Do total da receita, 40,6 por cento vieram de vendas para a Ásia, sendo a China o principal mercado com participação de 20,1 por cento na receita da Vale; 30,7 por cento dos ganhos vieram das Américas; 24,6 por cento do mercado europeu e 4,1 por cento de outras regiões do mundo.

O custo dos produtos da companhia cresceram 17,3 por cento, para 7,5 bilhões de reais, descontada a depreciação.

“Espera-se que a desaceleração da economia global concorra para diminuir as pressões inflacionárias. Ao mesmo tempo, é provável que a expansão da produção global de minérios e metais se expanda mais lentamente, o que deverá contribuir para a redução dos custos de insumos e serviços para a mineração”, avaliou a Vale em nota.

O consumo de energia foi o segundo maior item do custo dos produtos vendidos, correspondendo a 19,2 por cento do total. O custo teve alta de 35,7 por cento na comparação com o terceiro trimestre de 2007, totalizando 1,6 bilhão de reais.

A empresa explicou que apesar do aumento de produção da ordem de 15 milhões de toneladas nos primeiros nove meses de 2008, a Vale teve que comprar mais minério de terceiros do que no ano passado, passando de 5,8 milhões de toneladas entre janeiro e setembro do ano passado para 9,4 milhões de toneladas este ano.

A Vale obteve ainda geração recorde de caixa medida pela Ebitda (lucro antes juros, impostos, depreciação e amortização), de 11,4 bilhões de reais, aumento de 41,9 por cento em relação há um ano.

“A variação de 3,355 bilhões de reais entre os períodos é consequência principalmente do aumento do lucro operacional de 3,125 bilhões de reais e incremento de 228 milhões de reais na depreciação”, explicou a companhia.

A dívida total da Vale em 30 de setembro de 2008 era de 19,188 bilhões de dólares, com prazo médio do endividamento de 9,34 anos e custo médio de 5,76 por cento ao ano.

CRISE

A companhia projeta dificuldades para a economia mundial nos próximos meses, “com o ritmo de crescimento caindo no curto prazo ao nível observado na recessão de 2001”, disse em nota, ressaltando que uma recuperação gradual poderá começar no segundo semestre de 2009, “voltando à tendência de longo prazo possivelmente apenas em 2010”.

Para a China, maior mercado da companhia, as previsões também são de recuo do forte crescimento por conta da recessão no mercado norte-americano.
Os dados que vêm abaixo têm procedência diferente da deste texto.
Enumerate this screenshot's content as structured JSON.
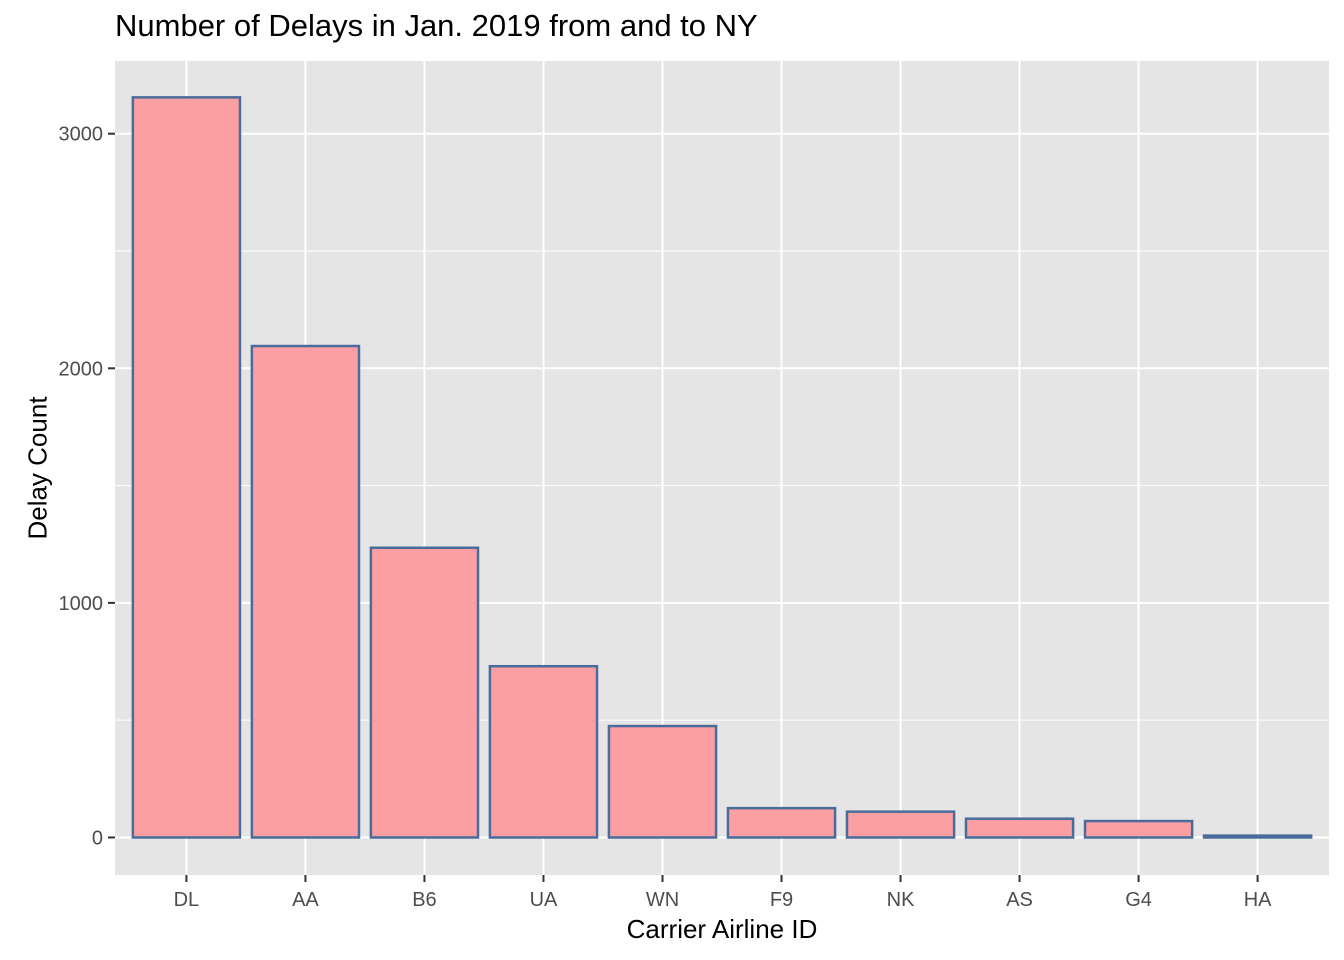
{
  "chart_data": {
    "type": "bar",
    "title": "Number of Delays in Jan. 2019 from and to NY",
    "xlabel": "Carrier Airline ID",
    "ylabel": "Delay Count",
    "categories": [
      "DL",
      "AA",
      "B6",
      "UA",
      "WN",
      "F9",
      "NK",
      "AS",
      "G4",
      "HA"
    ],
    "values": [
      3155,
      2095,
      1235,
      730,
      475,
      125,
      110,
      80,
      70,
      8
    ],
    "ylim": [
      -160,
      3310
    ],
    "yticks": [
      0,
      1000,
      2000,
      3000
    ],
    "grid": true,
    "colors": {
      "bar_fill": "#fc9fa3",
      "bar_stroke": "#4a6c9b",
      "panel_bg": "#e5e5e5",
      "grid": "#ffffff"
    }
  }
}
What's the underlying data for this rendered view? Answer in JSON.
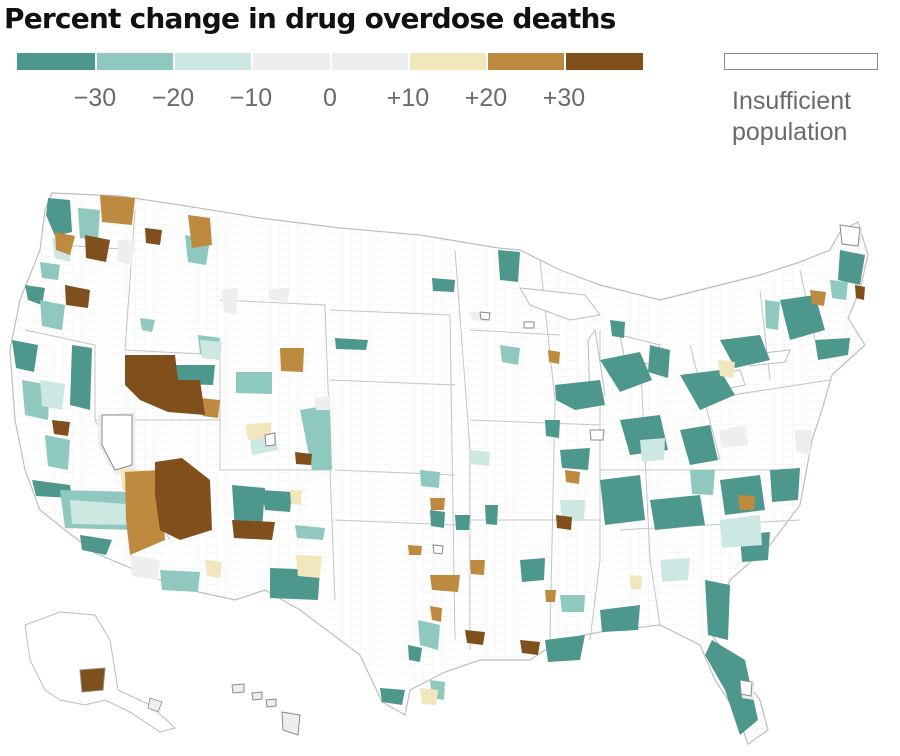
{
  "title": "Percent change in drug overdose deaths",
  "legend": {
    "bins": [
      {
        "range": "< -30",
        "color": "#4e978c"
      },
      {
        "range": "-30 to -20",
        "color": "#8ec8bf"
      },
      {
        "range": "-20 to -10",
        "color": "#cde7e3"
      },
      {
        "range": "-10 to 0",
        "color": "#eeeeee"
      },
      {
        "range": "0 to +10",
        "color": "#eeeeee"
      },
      {
        "range": "+10 to +20",
        "color": "#f2e6bd"
      },
      {
        "range": "+20 to +30",
        "color": "#be8a3f"
      },
      {
        "range": "> +30",
        "color": "#80501c"
      }
    ],
    "tick_labels": [
      "−30",
      "−20",
      "−10",
      "0",
      "+10",
      "+20",
      "+30"
    ],
    "insufficient": {
      "line1": "Insufficient",
      "line2": "population",
      "color": "#ffffff",
      "border": "#8a8a8a"
    }
  },
  "map_colors": {
    "border": "#d5d5d5",
    "state_border": "#bdbdbd",
    "land": "#ffffff"
  }
}
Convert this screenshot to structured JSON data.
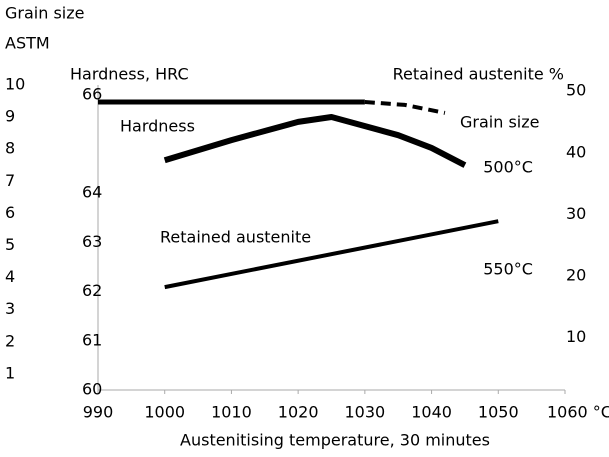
{
  "chart_data": {
    "type": "line",
    "axis_labels": {
      "grain_title": "Grain size",
      "grain_unit": "ASTM",
      "hardness": "Hardness, HRC",
      "retained": "Retained austenite %",
      "x": "Austenitising temperature, 30 minutes"
    },
    "annotations": [
      {
        "text": "500°C",
        "x": 1044,
        "axis": "y2",
        "y": 37.5
      },
      {
        "text": "550°C",
        "x": 1044,
        "axis": "y2",
        "y": 21
      }
    ],
    "xlim": [
      990,
      1060
    ],
    "xticks": [
      990,
      1000,
      1010,
      1020,
      1030,
      1040,
      1050,
      {
        "value": 1060,
        "label": "1060 °C"
      }
    ],
    "ylim": [
      60,
      66.2
    ],
    "yticks": [
      60,
      61,
      62,
      63,
      64,
      66
    ],
    "y2lim": [
      1.5,
      51
    ],
    "y2ticks": [
      10,
      20,
      30,
      40,
      50
    ],
    "y3lim": [
      0.5,
      10
    ],
    "y3ticks": [
      1,
      2,
      3,
      4,
      5,
      6,
      7,
      8,
      9,
      10
    ],
    "series": [
      {
        "name": "Hardness",
        "color": "#000000",
        "width": 6,
        "x": [
          1000,
          1010,
          1020,
          1025,
          1035,
          1040,
          1045
        ],
        "values": [
          64.67,
          65.08,
          65.45,
          65.55,
          65.18,
          64.92,
          64.57
        ]
      },
      {
        "name": "Retained austenite",
        "color": "#000000",
        "width": 4,
        "axis": "y2",
        "x": [
          1000,
          1050
        ],
        "values": [
          18.2,
          28.9
        ]
      },
      {
        "name": "Grain size",
        "color": "#000000",
        "width": 5,
        "axis": "y3",
        "x": [
          990,
          1000,
          1010,
          1020,
          1030
        ],
        "values": [
          9.47,
          9.47,
          9.47,
          9.47,
          9.47
        ]
      },
      {
        "color": "#000000",
        "width": 4,
        "axis": "y3",
        "dashed": true,
        "x": [
          1030,
          1036,
          1042
        ],
        "values": [
          9.47,
          9.38,
          9.13
        ]
      }
    ]
  }
}
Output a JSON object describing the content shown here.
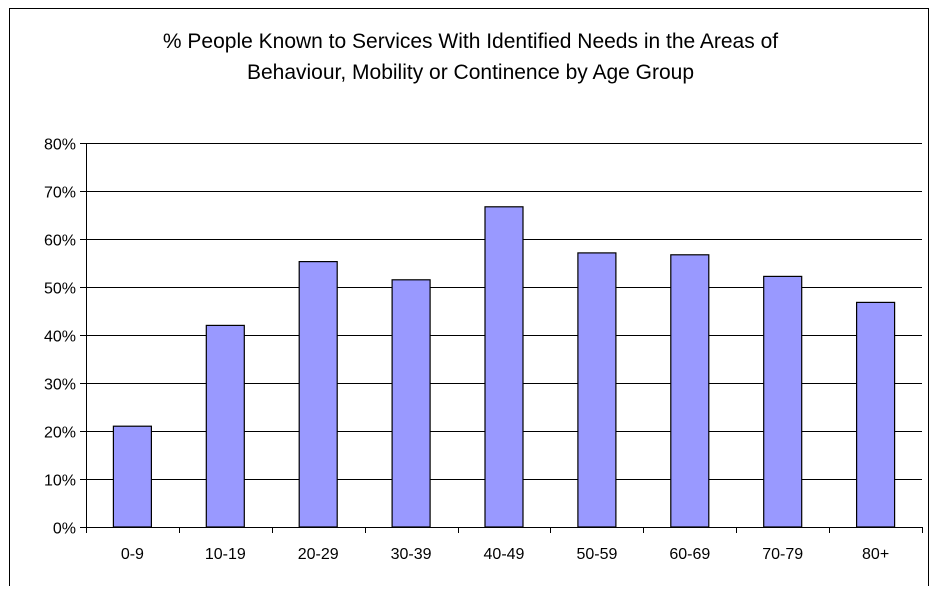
{
  "chart_data": {
    "type": "bar",
    "title": "% People Known to Services With Identified Needs in the Areas of\nBehaviour, Mobility or Continence by Age Group",
    "xlabel": "",
    "ylabel": "",
    "categories": [
      "0-9",
      "10-19",
      "20-29",
      "30-39",
      "40-49",
      "50-59",
      "60-69",
      "70-79",
      "80+"
    ],
    "values": [
      0.21,
      0.42,
      0.553,
      0.515,
      0.667,
      0.571,
      0.567,
      0.522,
      0.468
    ],
    "ylim": [
      0,
      0.8
    ],
    "yticks": [
      0,
      0.1,
      0.2,
      0.3,
      0.4,
      0.5,
      0.6,
      0.7,
      0.8
    ],
    "ytick_labels": [
      "0%",
      "10%",
      "20%",
      "30%",
      "40%",
      "50%",
      "60%",
      "70%",
      "80%"
    ],
    "grid": true,
    "legend": "none",
    "colors": {
      "bar_fill": "#9999ff",
      "bar_stroke": "#000000",
      "grid": "#000000",
      "background": "#ffffff"
    }
  }
}
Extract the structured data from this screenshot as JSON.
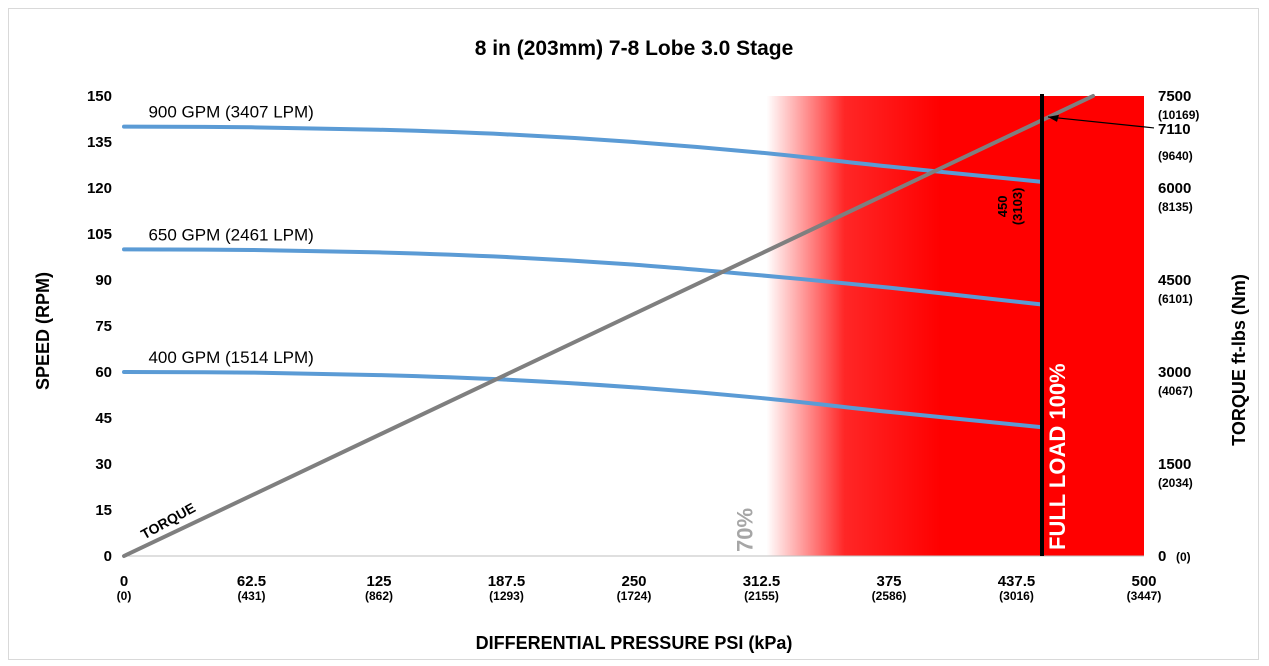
{
  "chart_data": {
    "type": "line",
    "title": "8 in (203mm) 7-8 Lobe 3.0 Stage",
    "xlabel": "DIFFERENTIAL PRESSURE PSI (kPa)",
    "ylabel": "SPEED (RPM)",
    "y2label": "TORQUE ft-lbs (Nm)",
    "xlim": [
      0,
      500
    ],
    "ylim": [
      0,
      150
    ],
    "y2lim": [
      0,
      7500
    ],
    "x_ticks": [
      {
        "value": 0,
        "label": "0",
        "sub": "(0)"
      },
      {
        "value": 62.5,
        "label": "62.5",
        "sub": "(431)"
      },
      {
        "value": 125,
        "label": "125",
        "sub": "(862)"
      },
      {
        "value": 187.5,
        "label": "187.5",
        "sub": "(1293)"
      },
      {
        "value": 250,
        "label": "250",
        "sub": "(1724)"
      },
      {
        "value": 312.5,
        "label": "312.5",
        "sub": "(2155)"
      },
      {
        "value": 375,
        "label": "375",
        "sub": "(2586)"
      },
      {
        "value": 437.5,
        "label": "437.5",
        "sub": "(3016)"
      },
      {
        "value": 500,
        "label": "500",
        "sub": "(3447)"
      }
    ],
    "y_ticks": [
      "0",
      "15",
      "30",
      "45",
      "60",
      "75",
      "90",
      "105",
      "120",
      "135",
      "150"
    ],
    "y2_ticks": [
      {
        "value": 0,
        "label": "0",
        "sub": "(0)"
      },
      {
        "value": 1500,
        "label": "1500",
        "sub": "(2034)"
      },
      {
        "value": 3000,
        "label": "3000",
        "sub": "(4067)"
      },
      {
        "value": 4500,
        "label": "4500",
        "sub": "(6101)"
      },
      {
        "value": 6000,
        "label": "6000",
        "sub": "(8135)"
      },
      {
        "value": 7500,
        "label": "7500",
        "sub": "(10169)"
      }
    ],
    "series": [
      {
        "name": "900 GPM (3407 LPM)",
        "color": "#5b9bd5",
        "x": [
          0,
          62.5,
          125,
          187.5,
          250,
          312.5,
          375,
          450
        ],
        "y": [
          140,
          139.8,
          139,
          137.5,
          135,
          131.5,
          127,
          122
        ]
      },
      {
        "name": "650 GPM (2461 LPM)",
        "color": "#5b9bd5",
        "x": [
          0,
          62.5,
          125,
          187.5,
          250,
          312.5,
          375,
          450
        ],
        "y": [
          100,
          99.8,
          99,
          97.5,
          95,
          91.5,
          87.5,
          82
        ]
      },
      {
        "name": "400 GPM (1514 LPM)",
        "color": "#5b9bd5",
        "x": [
          0,
          62.5,
          125,
          187.5,
          250,
          312.5,
          375,
          450
        ],
        "y": [
          60,
          59.8,
          59,
          57.5,
          55,
          51.5,
          47,
          42
        ]
      },
      {
        "name": "TORQUE",
        "color": "#7f7f7f",
        "axis": "y2",
        "x": [
          0,
          475
        ],
        "y": [
          0,
          7500
        ]
      }
    ],
    "annotations": {
      "zone_70_label": "70%",
      "full_load_label": "FULL LOAD 100%",
      "full_load_x": 450,
      "full_load_psi": "450",
      "full_load_kpa": "(3103)",
      "max_torque": "7110",
      "max_torque_nm": "(9640)",
      "zone_70_x": 315
    },
    "colors": {
      "zone": "#ff0000",
      "full_load_line": "#000000",
      "speed": "#5b9bd5",
      "torque": "#7f7f7f"
    }
  }
}
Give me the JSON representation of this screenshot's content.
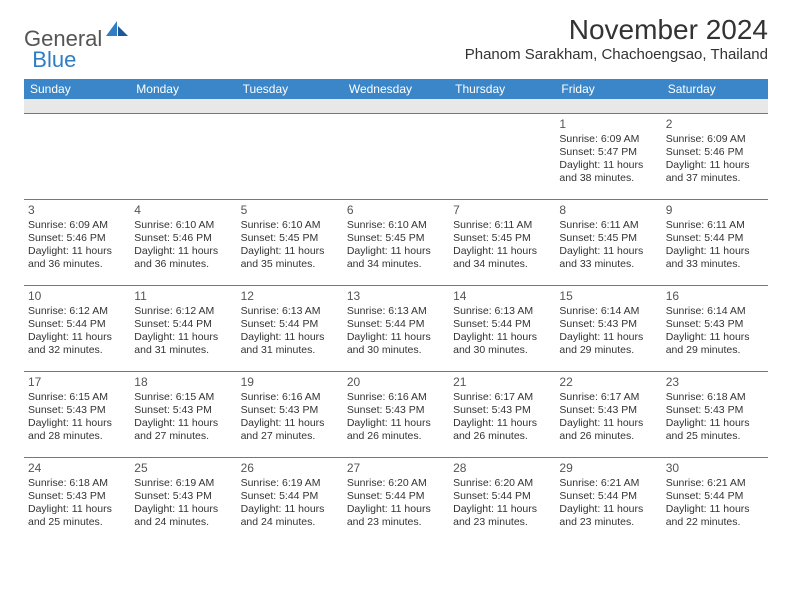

“O crescimento da China, a maior economia emergente, caiu... e deverá se enfraquecer ainda mais no restante do ano. A demanda externa líquida será negativamente afetada pelo enfraquecimento econômico da Europa e dos EUA e o aperto do crédito doméstico”, avaliou a companhia.

Mas a Vale destacou que o governo chinês deverá adotar medidas para garantir o crescimento e a economia deverá ser reacelerada no segundo semestre de 2009.